We eagerly await advancements in treatments, therapies, and vaccines to address COVID-19. Furthermore, we recognize much of this work is being conducted in optimally-located Life Science real estate owned by REITs. Whether Life Science real estate is owned by Office REITs like Alexandria Real Estate or Health Care REITs like Healthpeak Properties, we recognize Life Science should also be noted among the better performing property sectors such as Data Centers, Cell Towers, Logistics, Self Storage, and Residential (Manufactured Homes, Single Family Rental and Apartments).
From a balance sheet perspective, during the Global Financial Crisis of ’08-’09, we saw the market quickly turn to liabilities to assess fortitude and liquidity, as well as pending debt maturities and the ability to address them. Collectively, the currently outperforming property sectors (Data Centers, Cell Towers, Logistics, Self Storage, Single Family Rental, Manufactured Home Communities, and Apartments) are in a sound financial position when assessing the right side of the balance sheet.

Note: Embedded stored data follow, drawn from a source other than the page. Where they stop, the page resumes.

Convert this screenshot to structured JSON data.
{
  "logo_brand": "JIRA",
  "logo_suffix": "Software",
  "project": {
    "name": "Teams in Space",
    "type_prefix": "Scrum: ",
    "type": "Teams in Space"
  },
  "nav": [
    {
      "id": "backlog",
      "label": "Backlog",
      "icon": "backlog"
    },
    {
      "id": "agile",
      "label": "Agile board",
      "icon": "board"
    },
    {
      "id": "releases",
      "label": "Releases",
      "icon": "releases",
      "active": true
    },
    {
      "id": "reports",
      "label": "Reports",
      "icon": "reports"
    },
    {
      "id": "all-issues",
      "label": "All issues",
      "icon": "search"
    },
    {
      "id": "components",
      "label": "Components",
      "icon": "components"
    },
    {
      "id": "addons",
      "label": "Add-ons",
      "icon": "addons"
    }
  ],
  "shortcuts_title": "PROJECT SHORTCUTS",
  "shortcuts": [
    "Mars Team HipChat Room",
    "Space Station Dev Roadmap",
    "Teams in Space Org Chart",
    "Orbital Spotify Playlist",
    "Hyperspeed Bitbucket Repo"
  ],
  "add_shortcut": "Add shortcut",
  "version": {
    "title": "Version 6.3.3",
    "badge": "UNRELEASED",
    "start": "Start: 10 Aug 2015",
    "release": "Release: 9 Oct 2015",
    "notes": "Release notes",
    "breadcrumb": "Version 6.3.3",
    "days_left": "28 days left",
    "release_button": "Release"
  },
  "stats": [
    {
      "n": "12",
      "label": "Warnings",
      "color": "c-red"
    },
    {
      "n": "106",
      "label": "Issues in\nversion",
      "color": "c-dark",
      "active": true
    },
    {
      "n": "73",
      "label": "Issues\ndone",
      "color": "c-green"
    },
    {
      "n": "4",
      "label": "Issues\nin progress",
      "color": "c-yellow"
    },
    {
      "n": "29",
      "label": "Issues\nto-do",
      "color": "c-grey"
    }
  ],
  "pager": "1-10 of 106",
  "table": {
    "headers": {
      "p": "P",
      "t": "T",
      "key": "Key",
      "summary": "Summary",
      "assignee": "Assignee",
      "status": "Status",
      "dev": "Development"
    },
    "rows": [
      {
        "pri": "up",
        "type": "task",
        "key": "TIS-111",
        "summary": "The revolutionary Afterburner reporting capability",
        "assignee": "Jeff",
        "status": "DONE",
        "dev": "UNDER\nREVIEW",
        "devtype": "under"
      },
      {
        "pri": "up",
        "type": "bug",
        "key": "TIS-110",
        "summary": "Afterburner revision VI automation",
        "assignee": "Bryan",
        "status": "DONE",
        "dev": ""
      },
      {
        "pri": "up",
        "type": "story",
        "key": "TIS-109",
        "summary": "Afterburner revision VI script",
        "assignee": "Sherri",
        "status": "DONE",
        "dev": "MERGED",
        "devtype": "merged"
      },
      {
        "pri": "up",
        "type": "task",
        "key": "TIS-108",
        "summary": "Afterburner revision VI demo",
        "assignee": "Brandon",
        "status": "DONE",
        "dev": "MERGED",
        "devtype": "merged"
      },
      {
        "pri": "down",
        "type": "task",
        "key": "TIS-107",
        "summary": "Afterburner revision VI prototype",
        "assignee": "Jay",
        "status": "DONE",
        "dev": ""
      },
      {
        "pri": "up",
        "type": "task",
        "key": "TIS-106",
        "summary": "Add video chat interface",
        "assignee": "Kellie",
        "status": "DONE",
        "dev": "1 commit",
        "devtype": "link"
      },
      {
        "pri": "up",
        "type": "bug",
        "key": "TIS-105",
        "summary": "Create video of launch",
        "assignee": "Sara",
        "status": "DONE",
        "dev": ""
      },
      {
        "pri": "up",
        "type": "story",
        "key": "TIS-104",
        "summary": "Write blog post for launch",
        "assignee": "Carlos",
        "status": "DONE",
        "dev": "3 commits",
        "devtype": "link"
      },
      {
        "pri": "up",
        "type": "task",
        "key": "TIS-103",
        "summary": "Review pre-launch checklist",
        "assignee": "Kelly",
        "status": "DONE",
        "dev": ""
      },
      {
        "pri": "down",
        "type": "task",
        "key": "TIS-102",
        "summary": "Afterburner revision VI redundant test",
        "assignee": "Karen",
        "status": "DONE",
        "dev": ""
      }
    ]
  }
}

With the arrival of COVID-19 and the Global Pandemic Crisis, the asset side of the balance sheet has gained equal prominence given the immediate pressure on tenant revenues impacted by shelter-in-place requirements. As a result, Retail landlords have seen the market shoot first and ask questions later in terms of their negotiations with tenants, whether they are a closed store, restaurant, or theater. As for Lodging companies, the revenue decline was more rapid than they have ever witnessed, leaving them the most eager among landlords to reopen. However, how and when reopening is rolled out across the country will vary, likely leading to a slower recovery for many in these property sectors.
Looking forward, investors can expect continued variance in the global economic picture. REIT investors may be rewarded for their patience in this crisis by reaping the benefits of strong sector fundamentals, reliable cash flow, and continued growth in some property sectors. Duff & Phelps’ Global Real Estate Securities team will continue to employ active management and favor strong balance sheets while we gain a clearer picture of how and when growth will resume. Our thorough investment process and focus on high quality owner-operators aims to anchor our portfolios through these uncertain times.
Opinions represented are subject to change and should not be considered investment advice or an offer of securities. Forward-looking statements are necessarily speculative in nature. It can be expected that some or all of the assumptions or beliefs underlying the forward-looking statements will not materialize or will vary significantly from actual results or outcomes. Past performance is not indicative of future results.